SNAP output for PDB entry 7dq8 [SNAP web server]

PDB-id

7dq8; SNAP-derived features in text and JSON formats; DNAproDB

Class

antibiotic-DNA

Method

X-ray (2.4 Å)

Summary

Crystal structure of actinomycin d-echinomycin-d(acgcgct-agctcgt) complex

Reference

Satange R, Chang CC, Li LY, Lin SH, Neidle S, Hou MH (2023): "Synergistic binding of actinomycin D and echinomycin to DNA mismatch sites and their combined anti-tumour effects." Nucleic Acids Res. doi: 10.1093/nar/gkad156.

Abstract

Combination cancer chemotherapy is one of the most useful treatment methods to achieve a synergistic effect and reduce the toxicity of dosing with a single drug. Here, we use a combination of two well-established anticancer DNA intercalators, actinomycin D (ActD) and echinomycin (Echi), to screen their binding capabilities with DNA duplexes containing different mismatches embedded within Watson-Crick base-pairs. We have found that combining ActD and Echi preferentially stabilised thymine-related T:T mismatches. The enhanced stability of the DNA duplex-drug complexes is mainly due to the cooperative binding of the two drugs to the mismatch duplex, with many stacking interactions between the two different drug molecules.

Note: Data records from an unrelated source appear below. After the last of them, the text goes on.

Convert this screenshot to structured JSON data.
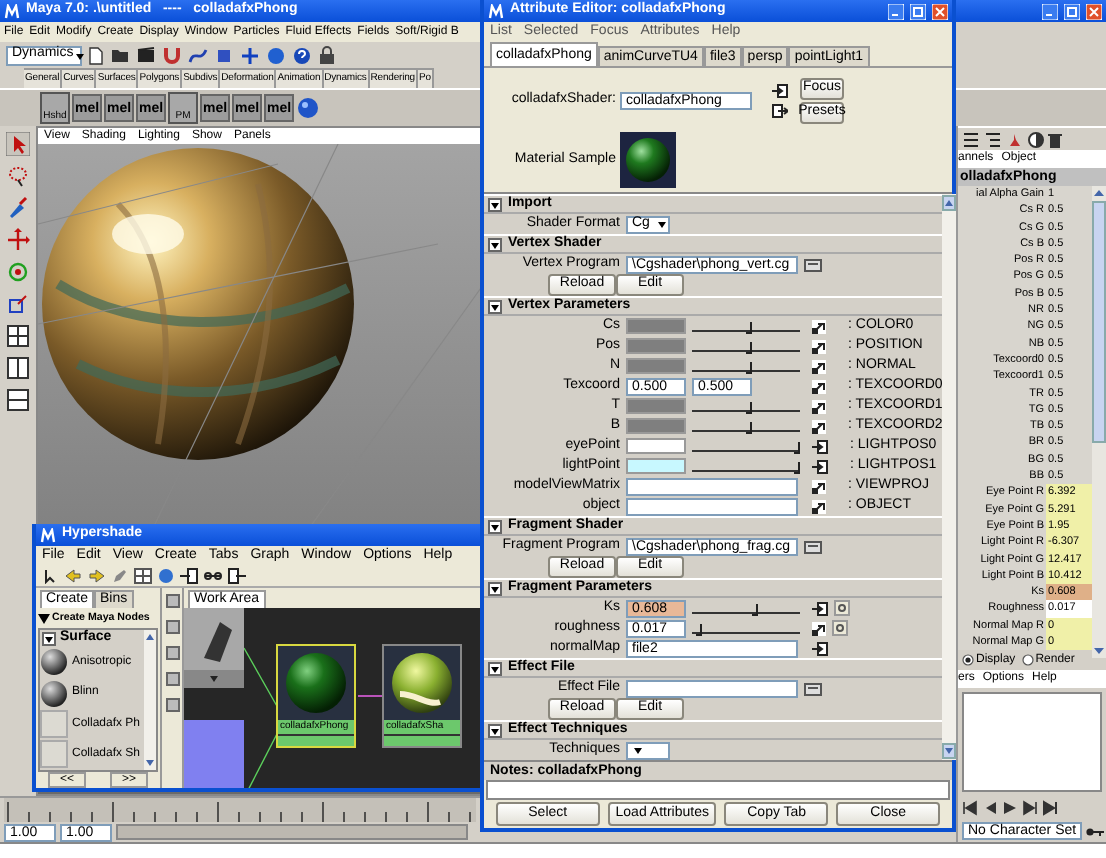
{
  "main_window": {
    "title": "Maya 7.0: .\\untitled   ----   colladafxPhong",
    "menus": [
      "File",
      "Edit",
      "Modify",
      "Create",
      "Display",
      "Window",
      "Particles",
      "Fluid Effects",
      "Fields",
      "Soft/Rigid B"
    ],
    "mode": "Dynamics",
    "shelf_tabs": [
      "General",
      "Curves",
      "Surfaces",
      "Polygons",
      "Subdivs",
      "Deformation",
      "Animation",
      "Dynamics",
      "Rendering",
      "Po"
    ],
    "shelf_items": [
      {
        "kind": "button",
        "label": "Hshd"
      },
      {
        "kind": "mel",
        "label": "mel"
      },
      {
        "kind": "mel",
        "label": "mel"
      },
      {
        "kind": "mel",
        "label": "mel"
      },
      {
        "kind": "button",
        "label": "PM"
      },
      {
        "kind": "mel",
        "label": "mel"
      },
      {
        "kind": "mel",
        "label": "mel"
      },
      {
        "kind": "mel",
        "label": "mel"
      },
      {
        "kind": "sphere"
      }
    ],
    "viewport_menus": [
      "View",
      "Shading",
      "Lighting",
      "Show",
      "Panels"
    ],
    "range": [
      "1.00",
      "1.00"
    ]
  },
  "channel_box": {
    "menus": [
      "annels",
      "Object"
    ],
    "node": "olladafxPhong",
    "channels": [
      {
        "name": "ial Alpha Gain",
        "value": "1",
        "kind": "default"
      },
      {
        "name": "Cs R",
        "value": "0.5",
        "kind": "default"
      },
      {
        "name": "Cs G",
        "value": "0.5",
        "kind": "default"
      },
      {
        "name": "Cs B",
        "value": "0.5",
        "kind": "default"
      },
      {
        "name": "Pos R",
        "value": "0.5",
        "kind": "default"
      },
      {
        "name": "Pos G",
        "value": "0.5",
        "kind": "default"
      },
      {
        "name": "Pos B",
        "value": "0.5",
        "kind": "default"
      },
      {
        "name": "NR",
        "value": "0.5",
        "kind": "default"
      },
      {
        "name": "NG",
        "value": "0.5",
        "kind": "default"
      },
      {
        "name": "NB",
        "value": "0.5",
        "kind": "default"
      },
      {
        "name": "Texcoord0",
        "value": "0.5",
        "kind": "default"
      },
      {
        "name": "Texcoord1",
        "value": "0.5",
        "kind": "default"
      },
      {
        "name": "TR",
        "value": "0.5",
        "kind": "default"
      },
      {
        "name": "TG",
        "value": "0.5",
        "kind": "default"
      },
      {
        "name": "TB",
        "value": "0.5",
        "kind": "default"
      },
      {
        "name": "BR",
        "value": "0.5",
        "kind": "default"
      },
      {
        "name": "BG",
        "value": "0.5",
        "kind": "default"
      },
      {
        "name": "BB",
        "value": "0.5",
        "kind": "default"
      },
      {
        "name": "Eye Point R",
        "value": "6.392",
        "kind": "connected"
      },
      {
        "name": "Eye Point G",
        "value": "5.291",
        "kind": "connected"
      },
      {
        "name": "Eye Point B",
        "value": "1.95",
        "kind": "connected"
      },
      {
        "name": "Light Point R",
        "value": "-6.307",
        "kind": "connected"
      },
      {
        "name": "Light Point G",
        "value": "12.417",
        "kind": "connected"
      },
      {
        "name": "Light Point B",
        "value": "10.412",
        "kind": "connected"
      },
      {
        "name": "Ks",
        "value": "0.608",
        "kind": "keyed"
      },
      {
        "name": "Roughness",
        "value": "0.017",
        "kind": "editable"
      },
      {
        "name": "Normal Map R",
        "value": "0",
        "kind": "connected"
      },
      {
        "name": "Normal Map G",
        "value": "0",
        "kind": "connected"
      }
    ],
    "layer_modes": [
      {
        "label": "Display",
        "selected": true
      },
      {
        "label": "Render",
        "selected": false
      }
    ],
    "layer_menus": [
      "ers",
      "Options",
      "Help"
    ],
    "character_set": "No Character Set"
  },
  "attribute_editor": {
    "title": "Attribute Editor: colladafxPhong",
    "menus": [
      "List",
      "Selected",
      "Focus",
      "Attributes",
      "Help"
    ],
    "tabs": [
      {
        "label": "colladafxPhong",
        "selected": true
      },
      {
        "label": "animCurveTU4",
        "selected": false
      },
      {
        "label": "file3",
        "selected": false
      },
      {
        "label": "persp",
        "selected": false
      },
      {
        "label": "pointLight1",
        "selected": false
      }
    ],
    "shader_label": "colladafxShader:",
    "shader_name": "colladafxPhong",
    "side_buttons": [
      "Focus",
      "Presets"
    ],
    "sample_label": "Material Sample",
    "sections": [
      {
        "title": "Import",
        "expanded": true,
        "rows": [
          {
            "kind": "dropdown",
            "label": "Shader Format",
            "value": "Cg"
          }
        ]
      },
      {
        "title": "Vertex Shader",
        "expanded": true,
        "rows": [
          {
            "kind": "file",
            "label": "Vertex Program",
            "value": "\\Cgshader\\phong_vert.cg"
          },
          {
            "kind": "buttons",
            "buttons": [
              "Reload",
              "Edit"
            ]
          }
        ]
      },
      {
        "title": "Vertex Parameters",
        "expanded": true,
        "rows": [
          {
            "kind": "color",
            "label": "Cs",
            "color": "#7f7f7f",
            "level": 0.55,
            "connected": false,
            "semantic": ": COLOR0"
          },
          {
            "kind": "color",
            "label": "Pos",
            "color": "#7f7f7f",
            "level": 0.55,
            "connected": false,
            "semantic": ": POSITION"
          },
          {
            "kind": "color",
            "label": "N",
            "color": "#7f7f7f",
            "level": 0.55,
            "connected": false,
            "semantic": ": NORMAL"
          },
          {
            "kind": "vector",
            "label": "Texcoord",
            "values": [
              "0.500",
              "0.500"
            ],
            "connected": false,
            "semantic": ": TEXCOORD0"
          },
          {
            "kind": "color",
            "label": "T",
            "color": "#7f7f7f",
            "level": 0.55,
            "connected": false,
            "semantic": ": TEXCOORD1"
          },
          {
            "kind": "color",
            "label": "B",
            "color": "#7f7f7f",
            "level": 0.55,
            "connected": false,
            "semantic": ": TEXCOORD2"
          },
          {
            "kind": "color",
            "label": "eyePoint",
            "color": "#ffffff",
            "level": 1.0,
            "connected": true,
            "semantic": ": LIGHTPOS0"
          },
          {
            "kind": "color",
            "label": "lightPoint",
            "color": "#c8f8ff",
            "level": 1.0,
            "connected": true,
            "semantic": ": LIGHTPOS1"
          },
          {
            "kind": "matrix",
            "label": "modelViewMatrix",
            "connected": false,
            "semantic": ": VIEWPROJ"
          },
          {
            "kind": "matrix",
            "label": "object",
            "connected": false,
            "semantic": ": OBJECT"
          }
        ]
      },
      {
        "title": "Fragment Shader",
        "expanded": true,
        "rows": [
          {
            "kind": "file",
            "label": "Fragment Program",
            "value": "\\Cgshader\\phong_frag.cg"
          },
          {
            "kind": "buttons",
            "buttons": [
              "Reload",
              "Edit"
            ]
          }
        ]
      },
      {
        "title": "Fragment Parameters",
        "expanded": true,
        "rows": [
          {
            "kind": "scalar",
            "label": "Ks",
            "value": "0.608",
            "keyed": true,
            "level": 0.62,
            "connected": true
          },
          {
            "kind": "scalar",
            "label": "roughness",
            "value": "0.017",
            "keyed": false,
            "level": 0.1,
            "connected": false
          },
          {
            "kind": "map",
            "label": "normalMap",
            "value": "file2",
            "connected": true
          }
        ]
      },
      {
        "title": "Effect File",
        "expanded": true,
        "rows": [
          {
            "kind": "file",
            "label": "Effect File"
          },
          {
            "kind": "buttons",
            "buttons": [
              "Reload",
              "Edit"
            ]
          }
        ]
      },
      {
        "title": "Effect Techniques",
        "expanded": true,
        "rows": [
          {
            "kind": "dropdown",
            "label": "Techniques"
          }
        ]
      }
    ],
    "notes_label": "Notes: colladafxPhong",
    "buttons": [
      "Select",
      "Load Attributes",
      "Copy Tab",
      "Close"
    ]
  },
  "hypershade": {
    "title": "Hypershade",
    "menus": [
      "File",
      "Edit",
      "View",
      "Create",
      "Tabs",
      "Graph",
      "Window",
      "Options",
      "Help"
    ],
    "tabs": [
      {
        "label": "Create",
        "selected": true
      },
      {
        "label": "Bins",
        "selected": false
      }
    ],
    "create_header": "Create Maya Nodes",
    "category": "Surface",
    "node_types": [
      {
        "label": "Anisotropic",
        "kind": "sphere"
      },
      {
        "label": "Blinn",
        "kind": "sphere"
      },
      {
        "label": "Colladafx Ph",
        "kind": "blank"
      },
      {
        "label": "Colladafx Sh",
        "kind": "blank"
      }
    ],
    "nav_buttons": [
      "<<",
      ">>"
    ],
    "work_tab": "Work Area",
    "graph_nodes": [
      {
        "label": "colladafxPhong",
        "kind": "material",
        "selected": true
      },
      {
        "label": "colladafxSha",
        "kind": "texture",
        "selected": false
      }
    ]
  }
}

Since the repair of thymine-related mismatches is less efficient in mismatch repair (MMR)-deficient cancer cells, we have also demonstrated that the combination of ActD and Echi exhibits enhanced synergistic effects against MMR-deficient HCT116 cells and synergy is maintained in a MMR-related MLH1 gene knockdown in SW620 cells. We further accessed the clinical potential of the two-drug combination approach with a xenograft mouse model of a colorectal MMR-deficient cancer, which has resulted in a significant synergistic anti-tumour effect. The current study provides a novel approach for the development of combination chemotherapy for the treatment of cancers related to DNA-mismatches.